Let’s start with a quick link to an interview I did with Fantasy Book Critic. It has some interesting background stuff, like my favorite authors and writing influences, but the thing you’ll really want to read are the hints for I Don’t Want to Kill You, the third John Cleaver book which comes out next Spring.
And now let’s talk about short story writing. Yesterday I finally had a chance to start work on The Mountain of the Lord, the “Mormons and Monsters” short story I talked about here and here. With a solid outline and some good brainstorming in place, I sat down to write with some specific things in mind:
1) No narrative exposition. I have a tendency to write myself into a story, letting the characters and the narrator explain everything about the background and setting, and I really wanted to avoid that as much as possible this time, so I forced myself to explain everything in dialogue, and even then to explain it as little as possible. If the characters don’t have a good reason to say it out loud, the reader doesn’t need to know it, and if the reader really, really does need to know it, the characters had better come up with a good reason to say it out loud. This, in practice, led to a more mysterious tone than I usually use, which I think is a good fit. It also resulted in a focus on atmosphere over setting, if that makes sense: the setting never gets described, but you can kind of pick it up because the characters, when not allowed to talk about the plot, end up talking about the kinds of things that are actually important to them: farming, religion, neighbors, etc.
2) Thematic names.
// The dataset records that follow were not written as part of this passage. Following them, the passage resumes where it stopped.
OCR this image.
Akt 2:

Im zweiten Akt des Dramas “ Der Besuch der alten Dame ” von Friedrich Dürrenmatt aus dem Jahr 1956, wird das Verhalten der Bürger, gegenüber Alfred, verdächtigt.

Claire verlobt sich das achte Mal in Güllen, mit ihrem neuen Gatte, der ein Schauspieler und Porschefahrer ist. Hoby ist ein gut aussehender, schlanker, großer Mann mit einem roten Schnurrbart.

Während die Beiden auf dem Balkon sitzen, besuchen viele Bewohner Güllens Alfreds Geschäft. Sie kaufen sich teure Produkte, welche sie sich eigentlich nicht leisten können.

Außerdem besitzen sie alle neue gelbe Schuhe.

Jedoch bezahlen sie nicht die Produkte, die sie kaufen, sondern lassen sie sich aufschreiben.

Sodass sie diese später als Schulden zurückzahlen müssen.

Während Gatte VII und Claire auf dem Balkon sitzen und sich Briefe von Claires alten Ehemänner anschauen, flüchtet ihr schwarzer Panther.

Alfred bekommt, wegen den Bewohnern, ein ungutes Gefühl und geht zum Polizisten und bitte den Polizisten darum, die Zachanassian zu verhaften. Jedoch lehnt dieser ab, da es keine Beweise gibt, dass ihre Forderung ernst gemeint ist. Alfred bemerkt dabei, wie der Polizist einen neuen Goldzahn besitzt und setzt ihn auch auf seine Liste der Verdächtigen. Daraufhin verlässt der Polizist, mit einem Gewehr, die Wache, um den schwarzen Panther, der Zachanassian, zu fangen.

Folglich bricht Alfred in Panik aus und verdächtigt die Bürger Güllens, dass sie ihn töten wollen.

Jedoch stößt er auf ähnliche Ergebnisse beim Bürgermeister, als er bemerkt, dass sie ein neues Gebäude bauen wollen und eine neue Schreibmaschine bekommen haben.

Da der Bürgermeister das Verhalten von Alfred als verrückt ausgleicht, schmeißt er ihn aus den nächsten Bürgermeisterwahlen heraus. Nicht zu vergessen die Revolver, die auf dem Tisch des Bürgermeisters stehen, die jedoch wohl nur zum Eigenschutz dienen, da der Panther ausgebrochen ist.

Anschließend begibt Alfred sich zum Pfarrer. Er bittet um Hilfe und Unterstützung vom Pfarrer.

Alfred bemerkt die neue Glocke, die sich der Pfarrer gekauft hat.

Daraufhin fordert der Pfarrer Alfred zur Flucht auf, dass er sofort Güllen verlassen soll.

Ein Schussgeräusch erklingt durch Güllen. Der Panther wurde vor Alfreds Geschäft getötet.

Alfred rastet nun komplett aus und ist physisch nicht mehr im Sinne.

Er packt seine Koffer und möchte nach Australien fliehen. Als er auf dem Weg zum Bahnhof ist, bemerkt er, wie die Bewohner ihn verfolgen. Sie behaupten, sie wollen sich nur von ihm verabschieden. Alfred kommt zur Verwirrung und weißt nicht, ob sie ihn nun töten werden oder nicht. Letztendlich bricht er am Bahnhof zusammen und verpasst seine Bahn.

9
Before writing I found a couple of good websites with lists of common pioneer names, and grabbed some iconic ones and wrote them all down on a list; whenever I needed to name a character, I just grabbed a first name and a surname off the list. Having these close at hand helped keep the writing fast, and also helped solidify the pioneer atmosphere.
3) While writing, I realized I wanted him to feel like he was constantly being judged, and yet I also wanted his powers to be a secret from most of the people in the town. This meant I had to solidify who knew about the powers (a small group), and how they knew, and what they thought. This changed a bit as time went on, so I’ll need to go back and fix the first scene or two to match what I eventually decided on.
4) Dialect. I really don’t want to start spelling words wrong, but the more I write the more I fall into a pioneer dialect and accent. I want to keep it all in word choice, though in this case that includes “ain’t,” and that opens the door for dropping the “g” from the end of gerunds, and if I decide to go down that road I need to be very careful not to go too far. It could get out of hand quickly, but if I keep it under control the dialogue will be far stronger than if I ignore dialect altogether.
5) Apparently I have a thing about mothers? I love my mom, she’s the best in the world, but for some reason I keep doing horrible things to the mothers of my protagonists–I’m going to assume the best of myself, which is that whenever I search for a way to really screw up a character my subconscious says “Hey! Mess with his mom! That’ll totally ruin him.” Anyway, this mom started as kind of a religious hardliner, to help establish some of his own religious zeal, but then when they got to the big town social and someone started telling the main character he didn’t belong, I realized how awesome it would be for this mom to step in and defend him: she’s a zealot, certainly, but she also loves her son and won’t stand for anyone attacking him. And then I thought how even more awesome it would be if the mentor character who dies were actually the mom. Sweet, that would totally break the protagonist in half! Especially if it were his fault. It’s looking like it’s going to happen in pinch 1 instead pinch 2, but it’s going to work really well; I just need to make sure pinch 2 is even worse. (Even worse than your mom dying because of something you did? That’s going to be an awesome pinch.)
I’m 13 pages into it, and the bad guy just showed up; I predict about 10 pages for the fight (because it needs to include the main character hulking out, which will involve a lot of internal stuff), and then we’ll need three more scenes: the town meeting to plan a rescue, the search through the wilderness that results in their capture, and the final showdown in the villain’s lair. Somewhere in there I need two solid scenes of soul-searching: one where the mentor teaches him that his power might be a gift from God, and one where he decides to risk everything and use his power (which will be even harder for him, now that he blames his power for his mother’s death). That puts the story at around 50-60 pages unless something changes, but I’m pretty sure something will change. That’s long for a short story, but not horrible. We’ll see how it goes.